En réalité, c'est le comité de rédaction de la revue de Paris qui publie le roman de Flaubert sous forme de feuilletons, qui décide collectivement  de supprimer certains passages du roman jugés "sulfureux" notamment la scène où Emma et Léon consomment l'adultère dans un fiacre qui roule  ; Du coup, Flaubert proteste et la justice s'empare de l'affaire dans un contexte politique qui révèle de la part du gouvernement impérial , un désir de contrôler la production artistique contemporaine. L'avocat Ernest Pinard est le porte-paroles de l'accusation.  Nous examinerons donc ses principaux arguments .Alors que l'outrage aux bonnes moeurs vise tout ce qui blesse la pudeur comme l'emploi de certains mots  orduriers ou grossiers qui désignent des réalités inacceptables pour la société de l'époque , on entend  par morale publique l'ensemble  qui demeure à définir, des valeurs sur lesquelles se fonde un  consensus social , et   sur lesquelles la plupart des gens sont d'accord comme par exemple l'institution du mariage ou la condamnation de l'adultère, le respect des parents; Reprenons donc les griefs du procureur afin de voir s'ils sont vérifiés par le roman ; Ensuite, nous examinerons les justifications apportées par le défenseur du romancier, maître Simard et enfin nous nous demanderons si l'écriture d'un roman, ouvrage de fiction doit obéir aux catégories de la morale.

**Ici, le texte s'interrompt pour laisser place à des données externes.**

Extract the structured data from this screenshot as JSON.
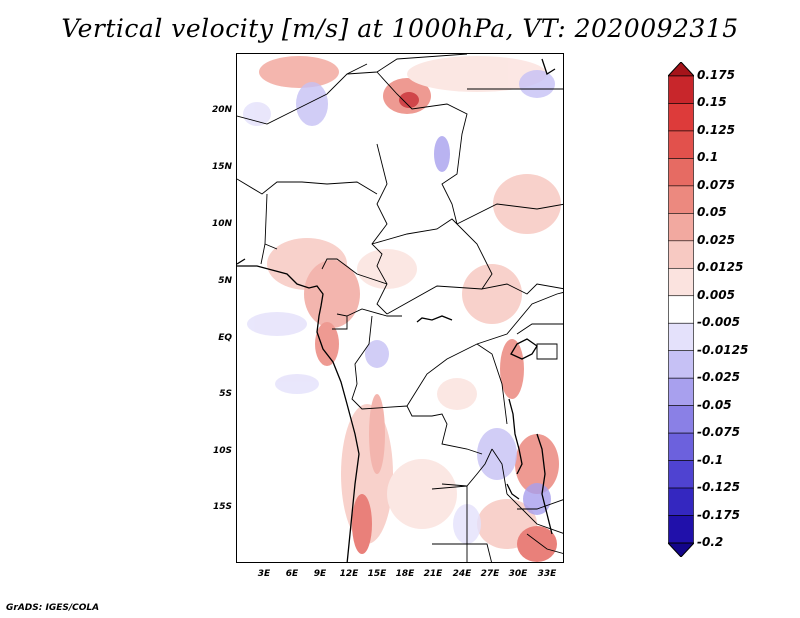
{
  "title": "Vertical velocity [m/s] at 1000hPa, VT: 2020092315",
  "credit": "GrADS: IGES/COLA",
  "lat_labels": [
    "20N",
    "15N",
    "10N",
    "5N",
    "EQ",
    "5S",
    "10S",
    "15S"
  ],
  "lon_labels": [
    "3E",
    "6E",
    "9E",
    "12E",
    "15E",
    "18E",
    "21E",
    "24E",
    "27E",
    "30E",
    "33E"
  ],
  "colorbar": {
    "labels": [
      "0.175",
      "0.15",
      "0.125",
      "0.1",
      "0.075",
      "0.05",
      "0.025",
      "0.0125",
      "0.005",
      "-0.005",
      "-0.0125",
      "-0.025",
      "-0.05",
      "-0.075",
      "-0.1",
      "-0.125",
      "-0.175",
      "-0.2"
    ],
    "colors": [
      "#a5141a",
      "#c8262b",
      "#dd3b3a",
      "#e2514c",
      "#e66b63",
      "#ec897f",
      "#f2a9a0",
      "#f7c9c2",
      "#fbe3df",
      "#ffffff",
      "#e4e1fb",
      "#c6c1f5",
      "#a8a0ee",
      "#8a80e6",
      "#6c61dd",
      "#4f43d1",
      "#3427c0",
      "#2010aa",
      "#13058a"
    ]
  }
}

 Que reproche-t-on au juste  à Madame Bovary ?  Le procureur débute son réquisitoire en faisant état de la couleur lascive du roman; il compte démontrer que Flaubert s'attache à des détails grivois comme par exemple le contentement sexuel de Charles après sa nuit de noces :  "ce mari du lendemain que l'on eut pris pour la vierge de la veille" Le mariage a donc satisfait a priori les sens de Charles qui est désormais "le coeur plein des félicités de la nuit, l'esprit tranquille, la chair contente" On reproche évidemment  à Flaubert d'avoir ridiculisé le mariage dans la personne de Charles , un mari naïf, béat et stupide pour certains, qui va jusqu'à pardonner à l'amant de sa femme et qui refuse de croire qu'elle l'a vraiment trompée même quand il lit les lettres qu'elle recevait de Rodolphe  . Mais c'est surtout le personnage d'Emma et son immoralité qui est la cible principale des critiques du procureur.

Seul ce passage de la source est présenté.